Теперь нам придется ответить на два вопроса. Первый заключается в том, можем ли мы вообразить себе полиархию, обеспечивающую общественный контроль над правительством, усилия которого направлены на осуществление коллективных целей, но которое гораздо меньше внимания уделяет традиционным личным свободам? Да, это нетрудно. Отсюда логически следует, что полиархия и рынок независимы друг от друга. Это важный вывод.

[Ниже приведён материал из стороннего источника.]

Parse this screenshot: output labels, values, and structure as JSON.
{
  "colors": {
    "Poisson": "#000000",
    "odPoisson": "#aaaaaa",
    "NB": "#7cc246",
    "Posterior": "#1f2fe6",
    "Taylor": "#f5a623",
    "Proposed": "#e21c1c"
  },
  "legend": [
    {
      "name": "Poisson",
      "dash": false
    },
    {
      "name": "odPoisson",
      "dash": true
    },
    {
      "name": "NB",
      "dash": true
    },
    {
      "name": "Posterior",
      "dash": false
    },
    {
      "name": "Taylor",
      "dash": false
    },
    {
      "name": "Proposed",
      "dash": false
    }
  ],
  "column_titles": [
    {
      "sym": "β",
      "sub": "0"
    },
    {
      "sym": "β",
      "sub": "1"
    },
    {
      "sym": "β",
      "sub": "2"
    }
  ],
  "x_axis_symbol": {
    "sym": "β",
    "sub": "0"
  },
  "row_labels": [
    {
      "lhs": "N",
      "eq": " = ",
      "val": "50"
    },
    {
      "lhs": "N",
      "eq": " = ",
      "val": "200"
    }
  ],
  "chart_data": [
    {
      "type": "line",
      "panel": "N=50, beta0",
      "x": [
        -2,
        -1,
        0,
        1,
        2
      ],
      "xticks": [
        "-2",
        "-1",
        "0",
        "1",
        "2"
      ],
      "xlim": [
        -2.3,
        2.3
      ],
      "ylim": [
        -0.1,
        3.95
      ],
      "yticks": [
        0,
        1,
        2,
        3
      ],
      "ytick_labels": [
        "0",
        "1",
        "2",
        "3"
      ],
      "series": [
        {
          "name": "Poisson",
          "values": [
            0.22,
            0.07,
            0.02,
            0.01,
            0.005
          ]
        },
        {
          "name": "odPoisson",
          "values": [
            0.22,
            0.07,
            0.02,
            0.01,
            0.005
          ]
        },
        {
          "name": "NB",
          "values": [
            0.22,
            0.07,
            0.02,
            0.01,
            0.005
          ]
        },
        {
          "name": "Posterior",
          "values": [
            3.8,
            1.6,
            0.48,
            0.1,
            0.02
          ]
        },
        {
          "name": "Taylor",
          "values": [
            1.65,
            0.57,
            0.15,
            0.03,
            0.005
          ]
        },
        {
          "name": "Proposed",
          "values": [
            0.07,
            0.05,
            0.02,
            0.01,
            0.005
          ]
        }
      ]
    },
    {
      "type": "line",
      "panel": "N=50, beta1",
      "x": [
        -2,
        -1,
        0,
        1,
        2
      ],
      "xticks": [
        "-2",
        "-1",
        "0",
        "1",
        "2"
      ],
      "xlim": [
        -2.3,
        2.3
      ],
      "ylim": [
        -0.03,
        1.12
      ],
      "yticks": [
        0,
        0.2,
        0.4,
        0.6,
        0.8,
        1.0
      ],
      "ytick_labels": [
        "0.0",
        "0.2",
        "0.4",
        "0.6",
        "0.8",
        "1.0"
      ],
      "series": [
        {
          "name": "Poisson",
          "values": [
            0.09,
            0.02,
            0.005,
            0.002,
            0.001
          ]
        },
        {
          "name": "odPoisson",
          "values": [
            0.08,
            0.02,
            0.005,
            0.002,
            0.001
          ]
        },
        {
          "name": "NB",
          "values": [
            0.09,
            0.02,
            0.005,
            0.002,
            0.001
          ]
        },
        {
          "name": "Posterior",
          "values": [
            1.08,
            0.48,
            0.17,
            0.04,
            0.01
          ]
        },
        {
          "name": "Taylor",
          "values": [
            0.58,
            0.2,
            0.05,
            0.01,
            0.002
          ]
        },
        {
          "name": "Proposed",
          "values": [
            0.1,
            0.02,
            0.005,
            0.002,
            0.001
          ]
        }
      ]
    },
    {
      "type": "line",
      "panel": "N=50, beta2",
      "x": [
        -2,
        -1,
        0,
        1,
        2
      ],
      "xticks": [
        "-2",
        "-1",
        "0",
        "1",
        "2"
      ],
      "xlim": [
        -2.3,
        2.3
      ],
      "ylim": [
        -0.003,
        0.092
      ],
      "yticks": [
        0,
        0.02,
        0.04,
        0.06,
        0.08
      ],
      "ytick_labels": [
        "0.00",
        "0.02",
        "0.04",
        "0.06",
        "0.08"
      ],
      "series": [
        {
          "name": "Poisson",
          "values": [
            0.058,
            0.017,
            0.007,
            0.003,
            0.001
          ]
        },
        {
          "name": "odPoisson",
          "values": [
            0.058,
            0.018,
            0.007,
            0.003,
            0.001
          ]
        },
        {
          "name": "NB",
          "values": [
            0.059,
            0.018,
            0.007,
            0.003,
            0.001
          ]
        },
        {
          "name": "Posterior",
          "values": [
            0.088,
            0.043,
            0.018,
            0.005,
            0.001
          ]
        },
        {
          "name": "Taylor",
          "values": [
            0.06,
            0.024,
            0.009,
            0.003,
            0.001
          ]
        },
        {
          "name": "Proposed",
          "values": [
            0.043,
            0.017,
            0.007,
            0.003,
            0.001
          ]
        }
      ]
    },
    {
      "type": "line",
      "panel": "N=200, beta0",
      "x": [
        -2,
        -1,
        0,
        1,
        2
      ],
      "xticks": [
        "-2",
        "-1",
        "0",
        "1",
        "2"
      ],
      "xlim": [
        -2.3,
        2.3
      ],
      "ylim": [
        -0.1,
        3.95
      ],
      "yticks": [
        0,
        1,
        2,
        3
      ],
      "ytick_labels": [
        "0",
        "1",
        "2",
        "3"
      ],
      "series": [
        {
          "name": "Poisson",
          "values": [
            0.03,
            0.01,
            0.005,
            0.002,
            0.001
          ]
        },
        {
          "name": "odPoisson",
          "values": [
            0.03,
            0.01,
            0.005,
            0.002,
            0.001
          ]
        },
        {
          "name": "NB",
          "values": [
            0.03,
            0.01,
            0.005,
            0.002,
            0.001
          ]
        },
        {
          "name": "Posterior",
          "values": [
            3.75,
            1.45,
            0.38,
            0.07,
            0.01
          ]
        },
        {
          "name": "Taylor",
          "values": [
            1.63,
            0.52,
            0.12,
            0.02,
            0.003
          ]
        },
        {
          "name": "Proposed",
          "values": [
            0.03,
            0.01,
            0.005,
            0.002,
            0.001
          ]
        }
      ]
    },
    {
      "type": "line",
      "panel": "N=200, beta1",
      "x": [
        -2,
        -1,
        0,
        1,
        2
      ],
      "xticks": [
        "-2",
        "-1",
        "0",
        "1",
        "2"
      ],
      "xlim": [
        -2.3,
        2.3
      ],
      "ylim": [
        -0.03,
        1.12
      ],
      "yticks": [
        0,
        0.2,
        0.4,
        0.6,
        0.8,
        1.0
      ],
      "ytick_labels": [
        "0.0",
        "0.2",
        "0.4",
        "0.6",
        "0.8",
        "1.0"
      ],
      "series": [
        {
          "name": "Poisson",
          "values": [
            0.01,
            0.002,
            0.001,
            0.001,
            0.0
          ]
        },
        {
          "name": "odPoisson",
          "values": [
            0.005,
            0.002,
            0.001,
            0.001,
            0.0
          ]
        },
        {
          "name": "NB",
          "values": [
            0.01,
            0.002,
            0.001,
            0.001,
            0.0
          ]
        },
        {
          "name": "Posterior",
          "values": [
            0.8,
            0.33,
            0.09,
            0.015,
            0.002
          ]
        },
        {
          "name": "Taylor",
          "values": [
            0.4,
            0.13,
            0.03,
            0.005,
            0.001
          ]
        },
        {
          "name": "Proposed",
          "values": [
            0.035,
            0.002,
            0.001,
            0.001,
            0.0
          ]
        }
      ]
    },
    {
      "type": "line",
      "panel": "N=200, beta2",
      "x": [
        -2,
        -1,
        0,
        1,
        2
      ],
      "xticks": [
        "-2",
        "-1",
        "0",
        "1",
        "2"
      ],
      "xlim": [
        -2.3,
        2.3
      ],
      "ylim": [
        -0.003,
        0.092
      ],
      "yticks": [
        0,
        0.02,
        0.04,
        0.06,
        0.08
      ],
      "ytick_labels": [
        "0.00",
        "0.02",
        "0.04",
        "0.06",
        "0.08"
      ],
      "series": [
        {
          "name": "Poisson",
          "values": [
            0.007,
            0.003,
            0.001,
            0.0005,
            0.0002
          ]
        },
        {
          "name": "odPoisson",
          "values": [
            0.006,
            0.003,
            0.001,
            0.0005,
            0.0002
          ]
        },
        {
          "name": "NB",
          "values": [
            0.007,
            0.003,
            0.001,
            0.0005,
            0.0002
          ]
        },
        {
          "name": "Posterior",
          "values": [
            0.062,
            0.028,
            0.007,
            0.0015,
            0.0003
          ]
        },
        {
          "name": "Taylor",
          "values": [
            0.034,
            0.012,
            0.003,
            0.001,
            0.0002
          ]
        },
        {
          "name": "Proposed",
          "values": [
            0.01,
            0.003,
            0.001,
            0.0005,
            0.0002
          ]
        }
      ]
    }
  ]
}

Однако многие либералы верят в то, что нерыночная полиархия невозможна на практике. Например, они высказывают опасения, что люди предпочтут воевать друг с другом, а не стремиться к достижению договоренности о коллективных целях. Либералы считают, что полиархии были способны сохранять внутренний мир в основном только потому, что способствовали разнообразию возможностей реализации личных целей. И тем не менее мы знаем, что полиархии осуществляли коллективные задачи — война, государственное образование и борьба с инфекционными заболеваниями. В любом случае в эпоху таких коллективных проблем, как нехватка энергии, ухудшение состояния окружающей среды, возможность ядерной катастрофы, все больше и больше думающих людей приходят к выводу о том, что жизнеспособной будет только новая форма полиархии. Либо полиархия будет менее либеральной и более коллективистской, либо полиархии не станет вообще. Это вопрос, к которому мы вернемся позже.

Второй вопрос состоит в следующем: почему в рамках полиархии, несмотря на их либеральное и конституционное происхождение, не предпринималось каких-либо серьезных попыток образования централизованно управлявшихся авторитарных систем? Разве нельзя было, например, ожидать, что, по мере того как с ходом времени забывается происхождение системы, граждане хотя бы одной полиархии решились бы на такой эксперимент? В последние двести лет как минимум одна полиархия должна была бы намеренно или случайно предпринять попытку полиархического центрального планирования. Любопытно, что ни в одной из них этого не было сделано — за исключением, может быть, военного времени.